Thursday 19 April 2018

Film based on true story of supermodels doing coke during snowstorm is on its way

Story based on an Elle exposé about a fashion shoot gone wrong

A shot from the Neiman Marcus fur catalogue, 1977
A shot from the Neiman Marcus fur catalogue, 1977

After extricating himself from the furious debate surrounding the Ghostbusters reboot, Paul Feig is to produce a film based on a true story about a load of supermodels getting stranded in a snowstorm, partying and doing a bunch of drugs.

In case you were worried that this synopsis is misleading, be advised the film is literally (and ambiguously) titled Supermodel Snowpocalypse.

The film doesn’t yet have a director or cast, according to The Hollywood Reporter, but will be based on the brilliantly titled Elle article: ‘This Drug-Fueled, Multimillion-Dollar Supermodel Snowpocalypse Has Been Fashion’s Best-Kept Secret Since ’77: The Epic, Never-Before-Told Story Behind Possibly the Greatest Fashion Emergency in History and a Daring, Near-Deadly Escape’.

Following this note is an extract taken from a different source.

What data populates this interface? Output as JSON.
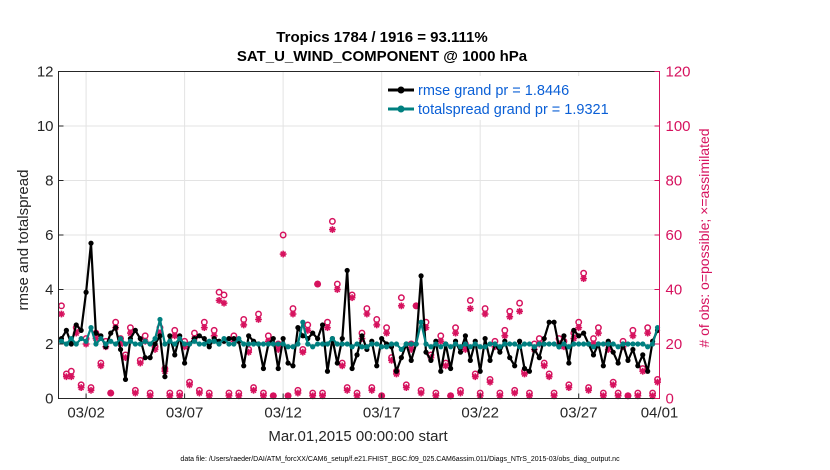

The exposé told the story of a Neiman Marcus fashion shoot gone wrong in the Andes. A group of supermodels, including the then not so famous Jerry Hall, were shooting for a fur catalogue when they became snowed in at Chile’s Hotel Portillo. Not wanting this to put a dampener on things, they reportedly turned the hotel’s disco into a Studio 54-esque environment, threw fashion shows and hoovered up boatloads of cocaine. They were eventually rescued by Chilean military helicopters, while the rest of the hotel’s guests had to wait for the storm to clear.

It remains to be seen who will direct the movie (it sounds up Martin Scorsese or David O. Russell’s street to me) and Feig (Bridesmaids, Spy, The Heat) is unlikely to get behind the camera for this one.